Качнувшись, он осилил остаток пути одним рывком. Расцепил пальцы и едва успел убрать ноги — колокол рухнул всем ободом возле нижней ступени.
— Гойда! — выкрикнул царь,
Ответным воплем громыхнули выряженные в черное слуги:
— Гойда!
Омельян шумно дышал, мутными глазами обводя стоявших перед ним.
Иван повернулся в игумену.
— Колокола заберу себе. Вам ни к чему они, одну хулу вызванивать умеете. Разве что на прощанье позволю тебе…
Он сошел вниз, наклонился, похлопал стылый металл.
— А что, Омелюшка, — ласково обратился Иван к силачу, дыхание которого унялось и с лица уже сходили сине-багровые пятна. — А поднять повыше и подержать, для отца настоятеля, сможешь ли?
Обомлев от того, что с ним ведет разговор сам государь, тот наклонил по-собачьи голову и будто задумался. Но не было мысли в его глубоко посаженных глазах, одна бездумная муть колыхалась.
Неожиданно игумен подал голос:
— Вели, государь, своим слугам отпустить меня. Стар я и покалечен в придачу. Не убегу и вреда никому из вас не причиню. Хочу ближе этого твоего Самсона разглядеть.
Царь хмыкнул, кивнул и дал знак освободить руки монаха.
Хромая, взмахивая при каждом шаге руками, настоятель спустился со ступеней и подошел к застывшему исполину. Запрокинул голову, всматриваясь в его лицо.

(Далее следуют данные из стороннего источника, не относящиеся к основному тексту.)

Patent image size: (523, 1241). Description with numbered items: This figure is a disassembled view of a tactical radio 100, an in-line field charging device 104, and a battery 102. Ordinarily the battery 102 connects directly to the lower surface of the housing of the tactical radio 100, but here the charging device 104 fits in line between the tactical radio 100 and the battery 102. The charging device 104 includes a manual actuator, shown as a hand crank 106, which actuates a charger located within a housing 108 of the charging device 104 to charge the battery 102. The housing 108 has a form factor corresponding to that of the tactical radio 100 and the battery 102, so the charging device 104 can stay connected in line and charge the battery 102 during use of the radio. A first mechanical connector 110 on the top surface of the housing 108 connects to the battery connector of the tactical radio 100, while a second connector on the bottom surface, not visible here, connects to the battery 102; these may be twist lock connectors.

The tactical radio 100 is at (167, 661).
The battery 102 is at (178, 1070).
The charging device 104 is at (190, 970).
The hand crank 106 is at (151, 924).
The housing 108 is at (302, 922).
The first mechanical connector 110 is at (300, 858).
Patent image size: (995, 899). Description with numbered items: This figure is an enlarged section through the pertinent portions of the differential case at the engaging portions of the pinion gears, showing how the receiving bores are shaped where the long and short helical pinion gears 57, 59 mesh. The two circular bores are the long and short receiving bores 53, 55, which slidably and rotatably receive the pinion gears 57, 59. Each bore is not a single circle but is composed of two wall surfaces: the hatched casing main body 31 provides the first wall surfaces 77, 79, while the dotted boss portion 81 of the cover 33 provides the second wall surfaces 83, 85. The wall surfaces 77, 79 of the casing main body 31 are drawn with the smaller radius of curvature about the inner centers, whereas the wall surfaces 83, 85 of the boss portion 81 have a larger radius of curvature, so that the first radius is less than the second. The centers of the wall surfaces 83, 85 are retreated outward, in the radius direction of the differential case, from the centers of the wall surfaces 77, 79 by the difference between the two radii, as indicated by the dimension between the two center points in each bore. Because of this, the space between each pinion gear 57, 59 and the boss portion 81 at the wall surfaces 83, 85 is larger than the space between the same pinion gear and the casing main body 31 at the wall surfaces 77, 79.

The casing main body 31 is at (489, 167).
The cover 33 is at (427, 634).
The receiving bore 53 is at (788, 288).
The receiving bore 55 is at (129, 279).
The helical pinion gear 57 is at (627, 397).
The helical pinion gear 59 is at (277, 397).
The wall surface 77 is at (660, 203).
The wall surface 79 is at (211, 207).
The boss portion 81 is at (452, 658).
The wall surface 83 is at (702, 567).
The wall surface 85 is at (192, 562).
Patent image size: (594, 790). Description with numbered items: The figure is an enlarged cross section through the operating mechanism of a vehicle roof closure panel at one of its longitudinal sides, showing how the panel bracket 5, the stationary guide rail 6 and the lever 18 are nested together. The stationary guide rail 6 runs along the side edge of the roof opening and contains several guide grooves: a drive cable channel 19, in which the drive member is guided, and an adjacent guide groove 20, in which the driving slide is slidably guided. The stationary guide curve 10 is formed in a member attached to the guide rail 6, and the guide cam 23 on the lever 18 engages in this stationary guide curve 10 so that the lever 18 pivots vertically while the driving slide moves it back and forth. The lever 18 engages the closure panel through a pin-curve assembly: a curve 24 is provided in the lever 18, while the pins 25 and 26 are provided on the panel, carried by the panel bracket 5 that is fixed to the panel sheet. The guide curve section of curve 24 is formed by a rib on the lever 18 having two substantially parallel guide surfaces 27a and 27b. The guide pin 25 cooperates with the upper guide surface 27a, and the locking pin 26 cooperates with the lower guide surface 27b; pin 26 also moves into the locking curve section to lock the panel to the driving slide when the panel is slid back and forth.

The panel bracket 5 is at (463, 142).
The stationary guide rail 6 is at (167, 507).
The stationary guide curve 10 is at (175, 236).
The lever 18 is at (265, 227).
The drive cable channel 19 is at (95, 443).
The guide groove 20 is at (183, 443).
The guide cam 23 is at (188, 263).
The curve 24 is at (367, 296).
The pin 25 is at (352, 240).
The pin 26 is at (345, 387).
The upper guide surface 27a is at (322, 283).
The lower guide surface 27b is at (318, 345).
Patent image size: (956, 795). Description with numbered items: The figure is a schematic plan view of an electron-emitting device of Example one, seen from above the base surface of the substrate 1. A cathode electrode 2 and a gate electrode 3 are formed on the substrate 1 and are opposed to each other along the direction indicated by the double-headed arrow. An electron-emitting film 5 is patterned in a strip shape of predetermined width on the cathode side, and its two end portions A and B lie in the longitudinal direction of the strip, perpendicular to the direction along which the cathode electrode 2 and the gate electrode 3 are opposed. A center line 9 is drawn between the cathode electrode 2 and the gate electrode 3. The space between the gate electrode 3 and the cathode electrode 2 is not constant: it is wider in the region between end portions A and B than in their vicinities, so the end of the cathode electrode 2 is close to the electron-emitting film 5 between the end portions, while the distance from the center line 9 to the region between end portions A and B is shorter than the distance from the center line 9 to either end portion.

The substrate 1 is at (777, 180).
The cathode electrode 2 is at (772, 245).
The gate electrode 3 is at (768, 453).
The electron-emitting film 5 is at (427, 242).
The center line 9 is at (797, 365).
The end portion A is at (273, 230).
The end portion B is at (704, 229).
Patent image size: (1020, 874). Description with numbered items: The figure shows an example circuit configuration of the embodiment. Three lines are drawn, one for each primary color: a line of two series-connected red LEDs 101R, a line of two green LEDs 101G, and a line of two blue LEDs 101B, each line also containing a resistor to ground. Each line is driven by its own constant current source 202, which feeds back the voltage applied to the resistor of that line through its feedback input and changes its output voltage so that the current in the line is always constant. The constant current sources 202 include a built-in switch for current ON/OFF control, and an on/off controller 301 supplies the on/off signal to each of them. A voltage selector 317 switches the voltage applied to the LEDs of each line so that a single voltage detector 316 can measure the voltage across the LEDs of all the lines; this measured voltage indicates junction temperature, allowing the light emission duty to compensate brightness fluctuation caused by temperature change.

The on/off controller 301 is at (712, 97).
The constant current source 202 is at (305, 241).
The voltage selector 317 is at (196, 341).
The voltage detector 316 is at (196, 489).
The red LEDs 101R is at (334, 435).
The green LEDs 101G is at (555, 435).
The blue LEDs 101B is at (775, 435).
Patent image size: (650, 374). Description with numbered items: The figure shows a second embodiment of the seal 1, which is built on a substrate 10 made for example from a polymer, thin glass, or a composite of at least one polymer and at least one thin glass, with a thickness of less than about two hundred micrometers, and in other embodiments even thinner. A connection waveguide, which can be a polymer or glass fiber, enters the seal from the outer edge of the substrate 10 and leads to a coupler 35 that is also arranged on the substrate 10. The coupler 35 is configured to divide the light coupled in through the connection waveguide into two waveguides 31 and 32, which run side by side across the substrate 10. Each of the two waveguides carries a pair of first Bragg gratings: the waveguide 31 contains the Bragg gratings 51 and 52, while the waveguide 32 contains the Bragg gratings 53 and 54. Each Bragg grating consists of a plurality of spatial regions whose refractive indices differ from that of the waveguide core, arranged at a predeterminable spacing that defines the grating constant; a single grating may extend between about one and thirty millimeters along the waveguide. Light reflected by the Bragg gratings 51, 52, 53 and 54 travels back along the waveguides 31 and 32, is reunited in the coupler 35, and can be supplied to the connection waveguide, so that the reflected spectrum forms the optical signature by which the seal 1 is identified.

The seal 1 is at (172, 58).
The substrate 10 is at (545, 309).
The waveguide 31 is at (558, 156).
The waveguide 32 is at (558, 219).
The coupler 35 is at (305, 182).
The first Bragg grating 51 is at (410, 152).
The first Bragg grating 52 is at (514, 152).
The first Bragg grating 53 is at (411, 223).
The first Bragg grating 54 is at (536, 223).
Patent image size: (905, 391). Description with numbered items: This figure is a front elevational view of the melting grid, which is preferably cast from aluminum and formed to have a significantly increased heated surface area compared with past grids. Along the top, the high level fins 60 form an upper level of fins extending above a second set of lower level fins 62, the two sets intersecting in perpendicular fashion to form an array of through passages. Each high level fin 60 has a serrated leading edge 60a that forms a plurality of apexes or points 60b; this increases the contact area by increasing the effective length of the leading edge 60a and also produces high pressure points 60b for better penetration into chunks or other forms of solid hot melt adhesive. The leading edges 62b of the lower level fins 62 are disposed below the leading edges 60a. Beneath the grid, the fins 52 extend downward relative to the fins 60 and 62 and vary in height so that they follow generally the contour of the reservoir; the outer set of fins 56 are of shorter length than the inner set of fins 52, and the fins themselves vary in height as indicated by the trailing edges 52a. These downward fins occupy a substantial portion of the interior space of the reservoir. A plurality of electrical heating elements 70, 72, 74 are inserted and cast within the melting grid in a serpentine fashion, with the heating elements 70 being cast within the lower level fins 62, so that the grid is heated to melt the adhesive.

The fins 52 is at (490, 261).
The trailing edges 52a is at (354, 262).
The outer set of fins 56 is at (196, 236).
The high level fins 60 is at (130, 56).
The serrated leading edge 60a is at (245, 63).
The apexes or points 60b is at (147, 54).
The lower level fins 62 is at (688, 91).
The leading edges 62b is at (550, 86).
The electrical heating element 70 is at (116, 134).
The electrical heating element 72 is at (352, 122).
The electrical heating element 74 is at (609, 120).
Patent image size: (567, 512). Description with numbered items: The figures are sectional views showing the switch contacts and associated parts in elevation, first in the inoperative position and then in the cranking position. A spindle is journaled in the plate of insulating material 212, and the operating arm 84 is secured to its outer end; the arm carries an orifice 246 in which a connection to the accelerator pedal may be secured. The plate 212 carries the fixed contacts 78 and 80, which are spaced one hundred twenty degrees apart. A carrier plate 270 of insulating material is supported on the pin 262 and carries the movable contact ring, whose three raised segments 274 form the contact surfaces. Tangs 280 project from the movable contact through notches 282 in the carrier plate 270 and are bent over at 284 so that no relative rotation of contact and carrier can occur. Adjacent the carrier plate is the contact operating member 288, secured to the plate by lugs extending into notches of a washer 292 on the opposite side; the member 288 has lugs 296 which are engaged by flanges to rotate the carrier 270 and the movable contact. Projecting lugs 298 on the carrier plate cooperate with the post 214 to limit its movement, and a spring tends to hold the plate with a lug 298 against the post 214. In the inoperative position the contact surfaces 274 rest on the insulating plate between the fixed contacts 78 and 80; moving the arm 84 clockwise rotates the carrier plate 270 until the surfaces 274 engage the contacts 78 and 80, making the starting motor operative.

Омельян беспокойно затоптался, поежился и склонился к старику, удивленно пробасив:
— Ишь…
Никто, кроме самих опричников — да и то далеко не все, — не осмеливался так близко подходить к Омельяну Иванову. Разве что по незнанию или глупости, как минувшей осенью двое молодых, из недавно набранных, Егорка Анисимов да Илюшка Пономарь. Напились вина да вздумали потешаться над тугоумным и с виду медлительным Омелькой. Придумали его, спящего, по лбу винным ковшом ударять и под лавку, на которой он спал, прятаться. Проснулся Омелька — нет никого. Почесал лбище, пожал плечами да уснул снова. Второй раз проснулся, ощупал голову, пробубнил свое неизменное «ишь» и опять захрапел. А на третий раз, не вставая с лавки, запустил под нее руки, ухватил в каждую по шутнику. Поднял над собой да ударил их головами друг о дружку. Отбросил подальше бездыханных и лег спать до утра, безмятежный. Царь, узнав о проступке, долго смеялся. Запретил Иванова наказывать, а на другой день из караульного полка в Малютин отряд перевел. Лошадь ему лично выхлопотал через посольских — французскую, особо крупной породы, мохноногую тяжеловозку. В летучий грязновский отряд Омельян не годился, а вот обстоятельным скуратовским молодцам впору новобранец пришелся, кулаком вышибавший тесовые двери.
Иван, наряду со всей опричной братией, с любопытством наблюдал за смотревшими друг на друга настоятелем и Омельяном.
Игумен не дрогнул под тяжелым взглядом опричника.
— Как же тебя так, несчастный? — спросил он тихим голосом, неотрывно глядя в глаза малоумного.